Père Louis-Joseph Lebret (1897-1966)
Planter l’Église au cœur du monde
Après avoir mené une action sociale et syndicale de grande envergure dans le monde des marins-pêcheurs, ce prêtre dominicain s’est fortement engagé en faveur du développement des peuples.
La vie et l’œuvre foisonnante du P. Lebret trouvent leur source et leur cohérence dans une démarche de miséricorde agissante, attentive au plus proche comme à l’humanité entière. « Prendre dans son cœur et sur ses épaules la misère des autres, non comme un étranger, mais comme l’un parmi les autres, avec les autres, en les mettant dans le coup, en les engageant dans le combat de leur délivrance » ; avec eux, analyser de manière rigoureuse et globale les causes de cette misère « qui est de corps et d’âme » pour y apporter les secours d’urgence, les réformes de structures et de mentalités afin de promouvoir la justice ; former les hommes capables de conduire et de faire converger tous ces efforts en montée humaine universelle. Cette miséricorde, qui se fait technicienne et stratégique, est irradiée par l’amour de son Dieu, dans une spiritualité de l’engagement qui fait de l’action, une marche vers Dieu et de la contemplation la lumière qui irrigue toutes les dimensions de la charité.

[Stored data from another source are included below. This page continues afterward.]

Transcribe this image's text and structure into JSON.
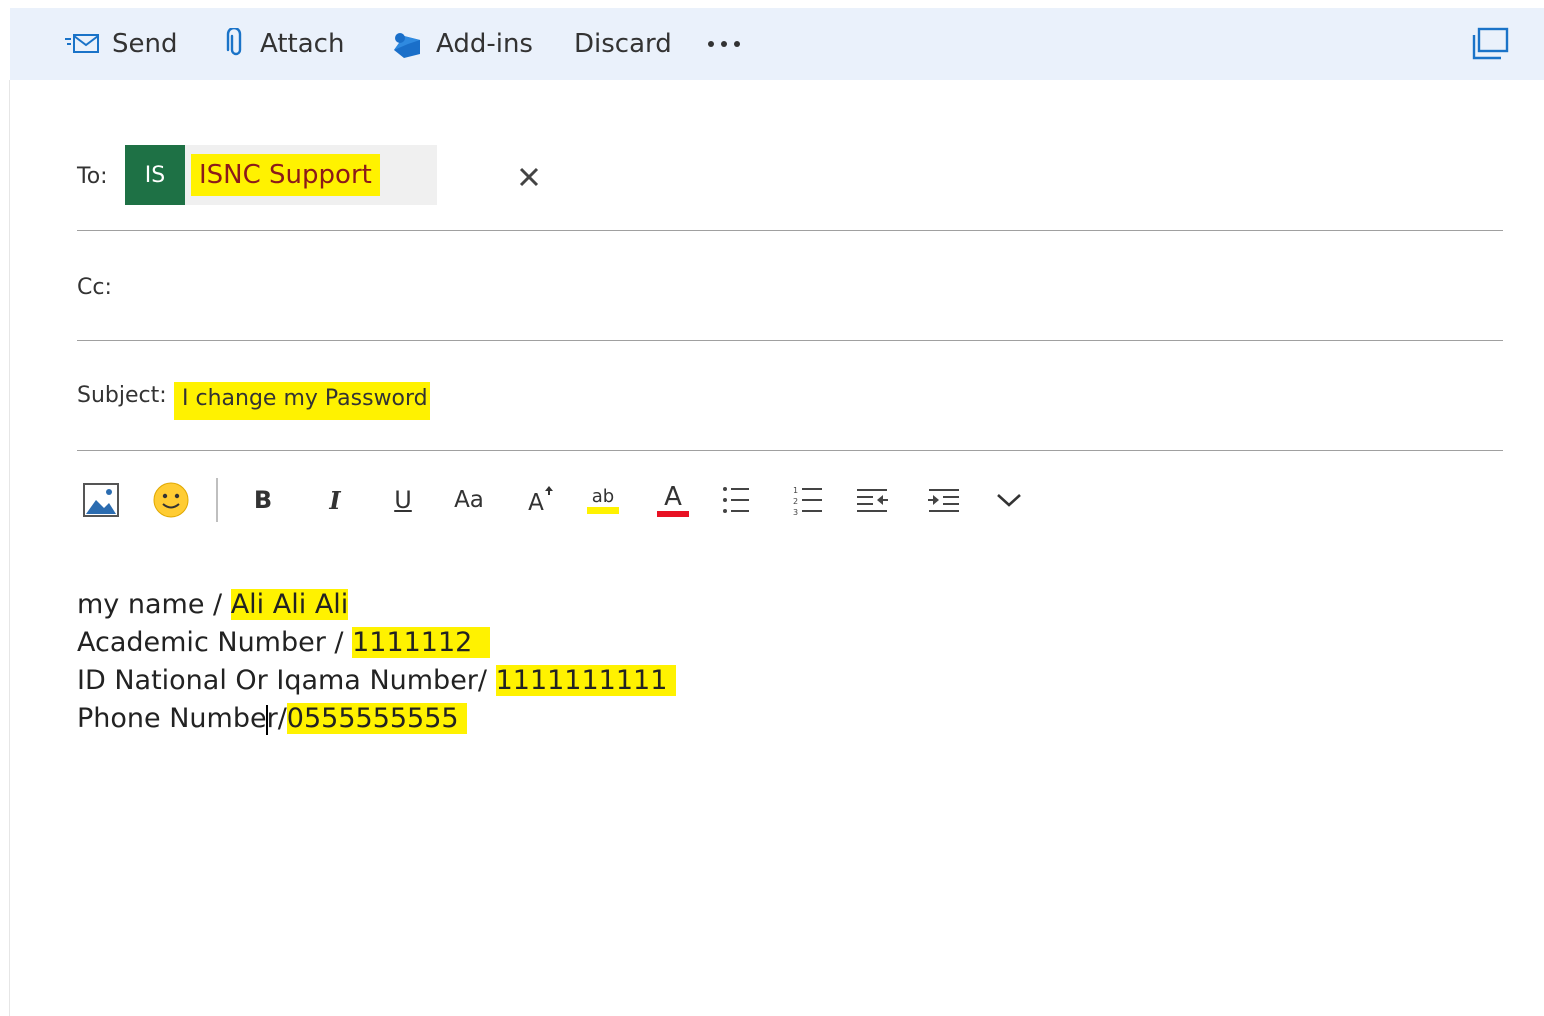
{
  "toolbar": {
    "send_label": "Send",
    "attach_label": "Attach",
    "addins_label": "Add-ins",
    "discard_label": "Discard",
    "more_label": "•••"
  },
  "to": {
    "label": "To:",
    "recipient": {
      "initials": "IS",
      "name": "ISNC Support"
    }
  },
  "cc": {
    "label": "Cc:"
  },
  "subject": {
    "label": "Subject:",
    "value": "I change my Password"
  },
  "format_toolbar": {
    "bold": "B",
    "italic": "I",
    "underline": "U",
    "font_size": "Aa",
    "grow_font": "A",
    "highlight": "ab",
    "font_color": "A"
  },
  "body": {
    "lines": [
      {
        "prefix": "my name / ",
        "value": "Ali Ali Ali"
      },
      {
        "prefix": "Academic Number / ",
        "value": "1111112  "
      },
      {
        "prefix": "ID National Or Iqama Number/ ",
        "value": "1111111111 "
      },
      {
        "prefix_a": "Phone Numbe",
        "prefix_b": "r/",
        "value": "0555555555 "
      }
    ]
  },
  "colors": {
    "highlight": "#fff200",
    "avatar": "#1e7145",
    "toolbar_bg": "#eaf1fb",
    "font_color_bar": "#e81123"
  }
}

Cette démarche de miséricorde, qui a pris le temps de mûrir, a germé dans le monde de la pêche bretonne, où Lebret est saisi par la misère économique et la détresse morale des marins pécheurs et de leurs familles. De 1941 à 1957, dans la France de la défaite et de la Libération, par la création de Économie et humanisme, elle s’élargit aux fondements d’une économie humaine dans une société communautaire, aux méthodes d’enquêtes de participation et de planification, aux sessions d’études et de formations dans les structures de la vie économique et sociale, comme dans les chantiers de l’aménagement des territoires dont il est le pionnier. La découverte des favelas du Brésil le jette au grand large de la misère des peuples en développement et « de l’insouciance des nantis de l’Occident ». Il court le monde pour lancer des programmes de développement, conseiller et former ceux qui en seront les responsables.
Dans les années soixante, cette charité investie dans le développement intégral trouve son achèvement dans les rencontres et à la tribune de l’ONU, dans les débats du Concile et de la commission ou s’élabore la constitution Gaudium et spes, auprès de son ami Paul VI qui lui confie la gestation de ce qui sera l’encyclique Populorum progressio. Sollicité de partout, usé par un cancer mal soigné, le P. Lebret largue ses dernières amarres le 20 juillet 1966 à Paris et s’en va trouver sa plénitude dans l’océan d’amour de Dieu.
Le jour de Pâques 1967, Paul VI publie « l’encyclique de la Résurrection » comme un message d’espérance et de solidarité. Le P. Lebret achevait ainsi sa mission : planter l’Église au cœur du monde et le monde dans le cœur de Dieu.